I have a chocolate business so I grow cacao. But I also grow pataxte, cupuasu, and other theobromas and herranias. I like them all. But chocolate is a good business and I eat some chocolate as well. The rest of them are nice to have but it’s not a business. If you have plenty of money and don’t need to make a profit with your farm. …
Peter
No. There is no money to be made here from Cacao. The climate is slightly wrong, but more importantly, the economics involved with trying to amend the soil for commercially grown cacao where there are already significant levels of subsoil aluminum saturation on very steep slopes where machinery or vehicles cannot access does not make sense economically. People grow coffee here, which is a little more forgiving of that, but eventually their management causes too high levels of Al saturation for that as well, and so they burn all the shrubs and plant Brachiaria, or just let it grow fallow and go grab another patch of forest to destroy.

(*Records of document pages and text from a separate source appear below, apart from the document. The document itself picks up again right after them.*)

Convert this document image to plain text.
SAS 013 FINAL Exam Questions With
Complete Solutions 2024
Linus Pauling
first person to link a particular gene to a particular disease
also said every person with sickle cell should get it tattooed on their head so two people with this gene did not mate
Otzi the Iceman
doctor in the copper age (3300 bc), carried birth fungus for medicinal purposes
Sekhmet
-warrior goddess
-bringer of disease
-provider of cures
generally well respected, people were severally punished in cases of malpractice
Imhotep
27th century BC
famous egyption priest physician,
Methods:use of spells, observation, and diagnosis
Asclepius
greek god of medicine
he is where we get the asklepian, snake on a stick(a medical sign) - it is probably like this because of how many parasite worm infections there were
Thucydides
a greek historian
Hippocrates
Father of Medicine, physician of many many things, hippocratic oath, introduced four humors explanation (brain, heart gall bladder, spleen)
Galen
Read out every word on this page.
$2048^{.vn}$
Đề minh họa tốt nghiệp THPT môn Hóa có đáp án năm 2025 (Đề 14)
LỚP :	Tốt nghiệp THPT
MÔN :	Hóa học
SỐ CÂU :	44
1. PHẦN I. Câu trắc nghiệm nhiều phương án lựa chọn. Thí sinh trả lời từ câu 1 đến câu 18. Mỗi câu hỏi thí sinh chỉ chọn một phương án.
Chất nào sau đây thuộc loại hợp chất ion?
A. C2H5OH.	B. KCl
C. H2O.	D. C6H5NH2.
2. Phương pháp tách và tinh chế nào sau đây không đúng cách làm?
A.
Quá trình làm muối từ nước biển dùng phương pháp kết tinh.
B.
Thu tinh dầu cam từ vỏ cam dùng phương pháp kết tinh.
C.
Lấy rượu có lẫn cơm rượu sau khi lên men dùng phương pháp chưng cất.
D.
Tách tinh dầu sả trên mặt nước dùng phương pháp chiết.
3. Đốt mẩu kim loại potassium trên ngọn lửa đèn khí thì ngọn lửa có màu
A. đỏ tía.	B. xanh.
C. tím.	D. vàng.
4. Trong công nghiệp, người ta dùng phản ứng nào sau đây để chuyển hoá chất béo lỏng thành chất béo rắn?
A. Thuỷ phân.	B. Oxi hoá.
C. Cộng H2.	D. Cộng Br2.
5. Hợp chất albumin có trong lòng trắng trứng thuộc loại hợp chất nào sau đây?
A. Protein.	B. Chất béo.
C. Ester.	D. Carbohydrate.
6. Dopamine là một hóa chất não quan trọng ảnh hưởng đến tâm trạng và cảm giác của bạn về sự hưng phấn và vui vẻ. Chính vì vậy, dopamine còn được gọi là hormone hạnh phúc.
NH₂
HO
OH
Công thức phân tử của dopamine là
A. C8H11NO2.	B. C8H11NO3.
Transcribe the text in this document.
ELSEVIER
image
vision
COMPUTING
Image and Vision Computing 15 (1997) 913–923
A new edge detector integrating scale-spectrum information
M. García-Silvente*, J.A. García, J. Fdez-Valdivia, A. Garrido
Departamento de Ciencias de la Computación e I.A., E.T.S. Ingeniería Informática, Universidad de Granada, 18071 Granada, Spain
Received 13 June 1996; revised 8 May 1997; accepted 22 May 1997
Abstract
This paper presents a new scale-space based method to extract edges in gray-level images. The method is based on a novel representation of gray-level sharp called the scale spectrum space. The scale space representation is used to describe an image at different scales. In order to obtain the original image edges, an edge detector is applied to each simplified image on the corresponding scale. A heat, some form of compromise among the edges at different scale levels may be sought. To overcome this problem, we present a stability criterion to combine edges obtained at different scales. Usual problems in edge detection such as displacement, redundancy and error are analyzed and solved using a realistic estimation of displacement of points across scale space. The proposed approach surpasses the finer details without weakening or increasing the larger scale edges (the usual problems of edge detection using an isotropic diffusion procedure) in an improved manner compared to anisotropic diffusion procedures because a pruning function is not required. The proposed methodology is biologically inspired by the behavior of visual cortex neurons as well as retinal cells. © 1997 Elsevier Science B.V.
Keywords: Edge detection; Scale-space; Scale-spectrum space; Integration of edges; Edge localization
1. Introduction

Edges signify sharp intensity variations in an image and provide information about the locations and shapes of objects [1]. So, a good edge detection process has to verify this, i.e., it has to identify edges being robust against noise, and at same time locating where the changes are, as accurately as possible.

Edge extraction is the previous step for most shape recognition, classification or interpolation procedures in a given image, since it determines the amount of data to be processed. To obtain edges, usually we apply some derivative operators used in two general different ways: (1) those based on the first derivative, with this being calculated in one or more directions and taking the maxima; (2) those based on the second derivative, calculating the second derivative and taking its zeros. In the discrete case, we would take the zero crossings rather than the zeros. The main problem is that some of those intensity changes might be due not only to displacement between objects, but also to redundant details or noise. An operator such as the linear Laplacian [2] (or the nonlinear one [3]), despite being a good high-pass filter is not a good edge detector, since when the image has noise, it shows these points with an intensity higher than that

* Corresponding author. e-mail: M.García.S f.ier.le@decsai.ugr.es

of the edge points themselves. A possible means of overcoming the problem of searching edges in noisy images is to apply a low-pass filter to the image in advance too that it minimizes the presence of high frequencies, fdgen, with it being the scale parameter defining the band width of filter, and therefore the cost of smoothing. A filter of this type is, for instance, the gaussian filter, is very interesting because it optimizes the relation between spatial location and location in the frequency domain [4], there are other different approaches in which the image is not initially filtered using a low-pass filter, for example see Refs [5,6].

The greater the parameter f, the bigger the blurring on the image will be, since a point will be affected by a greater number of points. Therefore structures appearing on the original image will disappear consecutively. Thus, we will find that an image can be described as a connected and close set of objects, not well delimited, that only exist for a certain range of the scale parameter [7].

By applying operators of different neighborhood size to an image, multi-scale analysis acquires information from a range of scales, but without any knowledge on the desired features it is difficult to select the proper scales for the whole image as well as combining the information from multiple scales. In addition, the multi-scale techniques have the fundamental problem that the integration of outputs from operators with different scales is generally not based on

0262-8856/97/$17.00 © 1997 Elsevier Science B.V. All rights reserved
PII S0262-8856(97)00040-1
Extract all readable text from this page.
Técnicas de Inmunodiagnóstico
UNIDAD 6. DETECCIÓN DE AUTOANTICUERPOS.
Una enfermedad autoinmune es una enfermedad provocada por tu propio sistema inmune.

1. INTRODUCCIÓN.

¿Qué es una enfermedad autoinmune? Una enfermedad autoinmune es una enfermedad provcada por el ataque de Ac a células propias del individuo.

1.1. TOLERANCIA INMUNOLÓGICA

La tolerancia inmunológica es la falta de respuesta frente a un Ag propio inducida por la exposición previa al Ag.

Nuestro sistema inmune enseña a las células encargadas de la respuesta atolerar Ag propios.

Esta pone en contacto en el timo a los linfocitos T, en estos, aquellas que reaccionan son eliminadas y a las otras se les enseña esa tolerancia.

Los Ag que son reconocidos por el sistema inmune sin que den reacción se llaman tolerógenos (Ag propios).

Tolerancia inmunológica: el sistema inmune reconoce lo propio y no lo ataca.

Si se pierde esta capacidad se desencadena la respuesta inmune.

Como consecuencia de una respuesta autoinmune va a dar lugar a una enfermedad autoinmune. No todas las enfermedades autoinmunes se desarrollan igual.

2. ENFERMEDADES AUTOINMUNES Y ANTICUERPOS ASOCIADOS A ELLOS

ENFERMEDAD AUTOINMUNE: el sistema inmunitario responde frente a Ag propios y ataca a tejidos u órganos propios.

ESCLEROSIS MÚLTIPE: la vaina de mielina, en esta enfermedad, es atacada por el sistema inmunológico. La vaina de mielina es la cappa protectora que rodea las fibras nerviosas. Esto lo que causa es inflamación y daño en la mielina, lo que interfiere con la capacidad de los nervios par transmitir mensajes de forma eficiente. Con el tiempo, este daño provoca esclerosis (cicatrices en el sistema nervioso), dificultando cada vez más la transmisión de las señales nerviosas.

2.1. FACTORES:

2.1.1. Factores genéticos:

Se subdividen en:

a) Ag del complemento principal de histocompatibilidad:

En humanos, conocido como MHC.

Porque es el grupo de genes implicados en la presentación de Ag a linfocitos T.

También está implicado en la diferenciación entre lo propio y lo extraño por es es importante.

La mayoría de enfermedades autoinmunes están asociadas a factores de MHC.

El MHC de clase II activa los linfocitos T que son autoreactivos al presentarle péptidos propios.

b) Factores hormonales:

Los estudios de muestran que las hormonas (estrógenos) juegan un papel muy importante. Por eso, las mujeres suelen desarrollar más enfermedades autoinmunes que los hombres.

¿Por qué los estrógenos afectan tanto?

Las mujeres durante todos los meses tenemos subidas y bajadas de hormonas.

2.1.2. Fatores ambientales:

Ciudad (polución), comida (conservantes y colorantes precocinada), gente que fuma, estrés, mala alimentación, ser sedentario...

I would argue it's not so important species selection for profitability. Site selection is more important. But if it's all about the economics, then the environment typically gets thrown under the bus. Most people in this world don't have the money to be amending soils or buying agricultural land with fertile soil. It's a lot easier and more profitable to go make fertile soil by turning rainforest into ash.
From my experience in this area of the country, I'm not sure what I would recommend other than coffee in terms of profitable export crops. For a national crop, I might tentatively recommend Caimito as it seems to be a fruit that a lot of Peruvians in this region really like, and there are a lot of trees that fruit successfully around here without any help.